AP NEWS

Yale historian wins Parkman Prize for Frederick Douglass bio

May 7, 2019
This cover image released by Knopf shows "There There," by Tommy Orange. Orange and Frederick Douglass biographer David W. Blight are among this year’s winners of awards handed out by the Society of American Historians. Orange’s “There There,” the acclaimed story of a Native American community in the Bay Area, won the SAH Prize for Historical Fiction. (Knopf via AP)

NEW YORK (AP) — Yale University historian David W. Blight, author of a celebrated biography of Frederick Douglass, can hardly keep up with all the honors.

In the past three months, Blight’s “Frederick Douglass: Prophet of Freedom” has won the Pulitzer Prize for history and the Lincoln Prize for an outstanding work about the Civil War, and has been optioned by Barack and Michelle Obama for a Netflix film. On Monday night, he accepted an award that moved and humbled him, the Francis Parkman Prize, presented by the Society of American Historians for a work “distinguished by its literary merit.” The award is named for the 19th century historian and has been given to Robert Caro, David McCullough and Eric Foner among others.

“I always dreamed about the Parkman prize,” Blight said during a ceremony in midtown Manhattan attended by such prize-winning peers as Annette Gordon-Reed, Brenda Wineapple and David Nasaw. “We honor each other because we love our craft.”

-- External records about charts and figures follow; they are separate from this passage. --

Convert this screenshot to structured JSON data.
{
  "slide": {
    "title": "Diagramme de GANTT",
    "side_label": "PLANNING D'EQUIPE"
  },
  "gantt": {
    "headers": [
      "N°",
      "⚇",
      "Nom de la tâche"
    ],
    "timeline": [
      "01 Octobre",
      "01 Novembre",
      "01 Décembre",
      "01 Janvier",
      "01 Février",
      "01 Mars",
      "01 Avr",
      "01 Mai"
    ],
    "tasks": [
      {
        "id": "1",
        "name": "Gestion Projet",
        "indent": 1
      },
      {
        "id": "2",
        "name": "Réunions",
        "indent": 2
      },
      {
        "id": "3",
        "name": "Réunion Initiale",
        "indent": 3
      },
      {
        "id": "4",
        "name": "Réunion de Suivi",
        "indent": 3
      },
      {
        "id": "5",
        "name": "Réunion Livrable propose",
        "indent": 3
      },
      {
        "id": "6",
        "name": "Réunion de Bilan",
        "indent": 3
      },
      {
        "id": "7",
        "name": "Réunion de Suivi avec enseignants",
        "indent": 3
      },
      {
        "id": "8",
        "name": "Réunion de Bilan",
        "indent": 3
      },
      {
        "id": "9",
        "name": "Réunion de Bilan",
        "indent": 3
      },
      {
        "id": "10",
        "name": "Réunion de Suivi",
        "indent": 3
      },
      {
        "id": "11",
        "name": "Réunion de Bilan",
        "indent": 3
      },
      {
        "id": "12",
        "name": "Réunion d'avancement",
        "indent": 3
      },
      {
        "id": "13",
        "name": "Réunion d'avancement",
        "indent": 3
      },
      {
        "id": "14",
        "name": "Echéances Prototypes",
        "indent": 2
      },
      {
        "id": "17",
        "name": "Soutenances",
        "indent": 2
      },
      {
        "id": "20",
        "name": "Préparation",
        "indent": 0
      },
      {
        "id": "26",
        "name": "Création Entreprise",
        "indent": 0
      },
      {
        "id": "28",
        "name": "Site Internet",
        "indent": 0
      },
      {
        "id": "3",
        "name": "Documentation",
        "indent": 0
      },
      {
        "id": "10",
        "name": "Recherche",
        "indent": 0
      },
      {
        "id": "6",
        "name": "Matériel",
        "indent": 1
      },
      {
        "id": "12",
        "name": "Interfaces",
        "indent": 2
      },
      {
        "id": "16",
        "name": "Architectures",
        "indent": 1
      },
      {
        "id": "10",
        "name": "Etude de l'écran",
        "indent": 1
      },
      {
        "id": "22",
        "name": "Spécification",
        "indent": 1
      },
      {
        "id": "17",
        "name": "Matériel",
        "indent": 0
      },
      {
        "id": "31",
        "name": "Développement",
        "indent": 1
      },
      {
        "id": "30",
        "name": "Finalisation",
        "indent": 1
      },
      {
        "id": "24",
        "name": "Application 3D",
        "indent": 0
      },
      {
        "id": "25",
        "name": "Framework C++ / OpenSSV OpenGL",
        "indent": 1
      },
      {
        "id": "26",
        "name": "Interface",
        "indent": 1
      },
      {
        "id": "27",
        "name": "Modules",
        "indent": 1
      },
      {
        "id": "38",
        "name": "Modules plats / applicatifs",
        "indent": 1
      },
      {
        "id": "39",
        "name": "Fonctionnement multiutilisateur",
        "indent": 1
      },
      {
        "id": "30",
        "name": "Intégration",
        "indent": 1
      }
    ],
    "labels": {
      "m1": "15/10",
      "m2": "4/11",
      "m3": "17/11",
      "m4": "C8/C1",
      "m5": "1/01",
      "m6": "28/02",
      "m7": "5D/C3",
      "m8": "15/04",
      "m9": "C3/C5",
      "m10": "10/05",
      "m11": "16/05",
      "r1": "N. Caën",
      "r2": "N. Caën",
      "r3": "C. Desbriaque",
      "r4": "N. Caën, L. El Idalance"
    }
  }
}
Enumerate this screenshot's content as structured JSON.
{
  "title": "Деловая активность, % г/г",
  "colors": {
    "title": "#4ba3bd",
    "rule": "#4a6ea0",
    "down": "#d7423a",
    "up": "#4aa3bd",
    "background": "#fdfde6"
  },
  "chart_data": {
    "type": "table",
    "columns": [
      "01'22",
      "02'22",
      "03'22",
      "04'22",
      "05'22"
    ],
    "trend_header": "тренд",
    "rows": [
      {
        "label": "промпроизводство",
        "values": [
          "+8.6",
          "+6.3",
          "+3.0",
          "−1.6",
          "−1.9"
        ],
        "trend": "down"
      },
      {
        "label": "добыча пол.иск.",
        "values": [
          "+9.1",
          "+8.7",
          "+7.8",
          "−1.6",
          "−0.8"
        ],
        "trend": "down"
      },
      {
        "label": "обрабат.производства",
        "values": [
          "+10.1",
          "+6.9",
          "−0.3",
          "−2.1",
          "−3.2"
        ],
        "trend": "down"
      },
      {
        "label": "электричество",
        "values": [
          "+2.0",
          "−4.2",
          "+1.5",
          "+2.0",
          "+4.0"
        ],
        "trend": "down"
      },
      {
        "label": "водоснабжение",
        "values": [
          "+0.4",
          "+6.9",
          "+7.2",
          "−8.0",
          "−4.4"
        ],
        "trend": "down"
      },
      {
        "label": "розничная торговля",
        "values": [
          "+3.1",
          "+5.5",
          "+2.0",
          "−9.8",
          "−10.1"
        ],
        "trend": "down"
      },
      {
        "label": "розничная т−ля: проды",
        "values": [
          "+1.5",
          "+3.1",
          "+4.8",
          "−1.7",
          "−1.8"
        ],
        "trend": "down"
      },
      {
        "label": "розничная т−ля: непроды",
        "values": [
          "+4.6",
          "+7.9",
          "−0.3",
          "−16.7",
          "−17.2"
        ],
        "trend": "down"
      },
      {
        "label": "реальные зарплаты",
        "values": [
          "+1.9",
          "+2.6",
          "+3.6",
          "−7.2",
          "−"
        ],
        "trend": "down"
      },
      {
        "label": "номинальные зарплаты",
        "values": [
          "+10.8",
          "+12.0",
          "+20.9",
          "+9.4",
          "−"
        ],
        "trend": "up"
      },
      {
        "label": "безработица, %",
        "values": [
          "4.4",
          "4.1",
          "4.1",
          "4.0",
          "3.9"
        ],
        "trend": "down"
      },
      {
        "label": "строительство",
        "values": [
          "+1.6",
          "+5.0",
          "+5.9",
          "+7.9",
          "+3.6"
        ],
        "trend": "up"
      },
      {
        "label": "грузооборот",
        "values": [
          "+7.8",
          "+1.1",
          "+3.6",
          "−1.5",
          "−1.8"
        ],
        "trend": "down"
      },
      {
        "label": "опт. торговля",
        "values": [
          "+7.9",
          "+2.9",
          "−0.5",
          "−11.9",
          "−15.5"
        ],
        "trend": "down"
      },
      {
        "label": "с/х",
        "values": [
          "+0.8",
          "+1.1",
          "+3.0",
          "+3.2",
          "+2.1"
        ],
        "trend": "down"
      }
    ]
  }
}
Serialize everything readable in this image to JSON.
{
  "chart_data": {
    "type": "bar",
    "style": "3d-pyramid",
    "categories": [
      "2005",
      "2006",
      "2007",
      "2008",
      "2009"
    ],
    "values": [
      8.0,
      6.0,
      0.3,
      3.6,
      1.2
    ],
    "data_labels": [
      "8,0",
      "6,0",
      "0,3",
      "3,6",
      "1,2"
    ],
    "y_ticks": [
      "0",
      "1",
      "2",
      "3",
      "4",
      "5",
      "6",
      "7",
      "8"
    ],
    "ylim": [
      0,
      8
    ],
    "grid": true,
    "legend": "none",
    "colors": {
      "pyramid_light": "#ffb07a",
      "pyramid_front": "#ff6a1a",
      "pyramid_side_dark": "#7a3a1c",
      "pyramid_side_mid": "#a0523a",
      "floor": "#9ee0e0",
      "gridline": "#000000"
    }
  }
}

The 70-year-old Blight has long been one of the world’s most respected scholars on slavery, his previous awards including the Frederick Douglass Prize for “Race and Reunion: The Civil War in American Memory.” He was the featured speaker on a night that also cited Tommy Orange’s novel “There There” for excellence in historical fiction, even if his story was set in the contemporary Bay Area, and Jonathan Lande’s “Disciplining Freedom: U.S. Army Slave Rebels and Emancipation in the Civil War” for an outstanding doctoral dissertation. All three books focused on Americans often ignored by historians, from the Native Americans in Orange’s book to the blacks in Lande’s writings who fought in the Union Army during the Civil War.

Blight’s book is more than 800 pages and he has spent so much time immersed in the life of the great 19th century abolitionist that he refers to him as “Mr. D,” opening his remarks by insisting, “I have no illusions that this is about my writing as much as it is about Mr. D’s. My motto has always been “When in doubt, quote Douglass.”

Blight spoke mostly about the importance of words, to him, and to Douglass. He expressed awe at how a man of little formal education became among the most eloquent prose stylists of his time, a gift some of Douglass’ contemporaries noted as well. For Douglass, Blight explained, words were not simply a means of persuasion, but an assertion of identity. “Writing was life to Douglass. It had become his public duty.”

Throughout his talk, Blight joined the mission of Douglass to the mission of historians — to communicate with passion and intellect, to express complicated ideas through “doable words,” to translate the “music” in one’s mind to the printed page.

“In our daily lives our words are all we have,” Blight said. “We should be home reading right now.”